While workplace difficulties often affect front-line workers, in the current business landscape, disruptive change is hitting managers and leaders the hardest: They are 56% more likely to experience extensive disruptive change in their organization than individual contributors, according to recent findings from Gallup.
Gallup’s Q3 2023 survey of more than 18,000 employees raised another red flag: “Employees who report experiencing disruptive change are less engaged and less connected to their organization’s culture. They are also more likely to be burnt out and to leave their employer,” Heather Barrett, a Gallup senior consultant, and Andy Kemp, a Gallup researcher and analyst, wrote in a May 23 analysis.
However, there are ways to speed up the pace of adjustment to change. Namely, two aspects of leadership — trust and communication — make a significant difference, Barrett and Kemp said.
Of employees who cited significant disruptive change last year, those who strongly agreed they trusted leadership were 4.5 times as likely to be engaged and 62% less likely to feel burned out at work.
Employees who strongly agreed their leaders communicate effectively with the rest of the organization saw similar benefits: They were 4.3 times as likely to be engaged and 65% less likely to feel frequently burned out at work, according to the survey.
The Gallup findings are consistent with other recent surveys pointing to a disconnect between organizational leaders and employees, as well as mounting pressure on leaders to address uncertainty and constant change.
Researchers attribute the disconnect to many factors, although most agree the source has to do with boundaries that traditionally govern the rules of work dissolving in the wake of the pandemic, as Deloitte noted in a January 2023 report.

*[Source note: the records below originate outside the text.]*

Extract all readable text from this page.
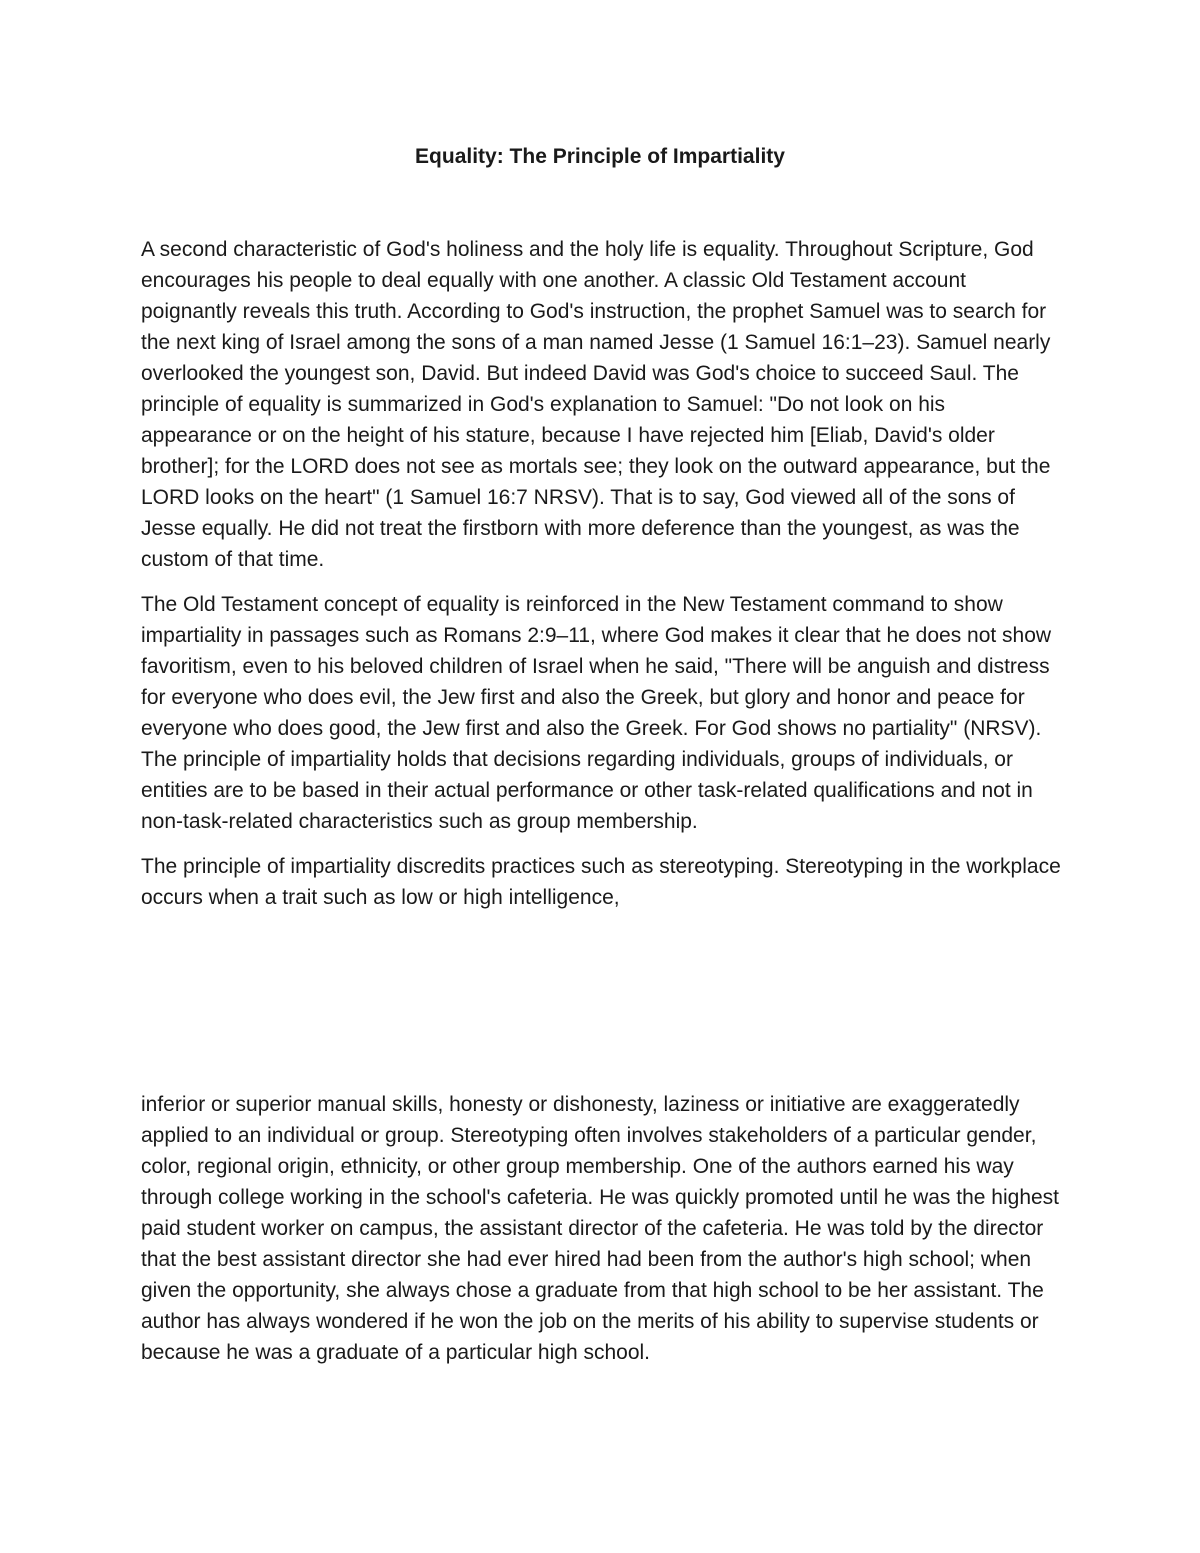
Equality: The Principle of Impartiality

A second characteristic of God's holiness and the holy life is equality. Throughout Scripture, God encourages his people to deal equally with one another. A classic Old Testament account poignantly reveals this truth. According to God's instruction, the prophet Samuel was to search for the next king of Israel among the sons of a man named Jesse (1 Samuel 16:1–23). Samuel nearly overlooked the youngest son, David. But indeed David was God's choice to succeed Saul. The principle of equality is summarized in God's explanation to Samuel: "Do not look on his appearance or on the height of his stature, because I have rejected him [Eliab, David's older brother]; for the LORD does not see as mortals see; they look on the outward appearance, but the LORD looks on the heart" (1 Samuel 16:7 NRSV). That is to say, God viewed all of the sons of Jesse equally. He did not treat the firstborn with more deference than the youngest, as was the custom of that time.

The Old Testament concept of equality is reinforced in the New Testament command to show impartiality in passages such as Romans 2:9–11, where God makes it clear that he does not show favoritism, even to his beloved children of Israel when he said, "There will be anguish and distress for everyone who does evil, the Jew first and also the Greek, but glory and honor and peace for everyone who does good, the Jew first and also the Greek. For God shows no partiality" (NRSV). The principle of impartiality holds that decisions regarding individuals, groups of individuals, or entities are to be based in their actual performance or other task-related qualifications and not in non-task-related characteristics such as group membership.

The principle of impartiality discredits practices such as stereotyping. Stereotyping in the workplace occurs when a trait such as low or high intelligence,

inferior or superior manual skills, honesty or dishonesty, laziness or initiative are exaggeratedly applied to an individual or group. Stereotyping often involves stakeholders of a particular gender, color, regional origin, ethnicity, or other group membership. One of the authors earned his way through college working in the school's cafeteria. He was quickly promoted until he was the highest paid student worker on campus, the assistant director of the cafeteria. He was told by the director that the best assistant director she had ever hired had been from the author's high school; when given the opportunity, she always chose a graduate from that high school to be her assistant. The author has always wondered if he won the job on the merits of his ability to supervise students or because he was a graduate of a particular high school.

One example is the shift away from the traditional job structure to a skills-based approach to work, a Deloitte consulted said.
A recent Mercer report confirmed the trend. The global talent firm identified the concept of “agile roles,” which it said benefit from skills-based planning and credentialing. Based on a survey of more than 12,000 HR professionals, employees, executives and investors, Mercer also found that nearly all employers are planning “work design changes” to tweak workflow increase and productivity.
The transformation of job roles, which Gallup says contributes to disruptive change, has brought to light another disconnect: How members of the C-suite view a manager’s role in developing talent.
According to a 2023 survey by talent management firm Beamery, almost 6 in 10 of C-suite members believe HR is responsible for retaining talent, yet C-suite members identified the most important aspect of a manager’s role as helping workers find their next career opportunity and connecting teams to upskilling opportunities.
However the transformation of work plays out, organizational leaders recognize that shifting to a different approach is important to their entity’s success, yet only a fifth said they were ready to tackle the challenge, the Deloitte survey found.
“Many of the disruptions that employees cite result from leadership decisions intended to benefit the organization long term,” Gallup’s Barrett and Kemp wrote. But “change can be unsettling and tumultuous” and not all organizations successfully manage it, they said.
To better do so, leaders can build trust by allowing people to feel heard through informal conversations, listening strategies, internal communication forums and other opportunities to be heard — and respond to employee feedback, Barrett and Kemp recommended.
Although leaders may be wary about communicating before they can speak clearly and confidently about the changes to come, they still need to communicate more frequently about what they do know with certainty and what may yet be unknown, Barrett and Kemp said.
The absence of communication is grist for the rumor mill: “Employees run the risk of filling the void with narratives that may or may not reflect the reality of the change,” they cautioned.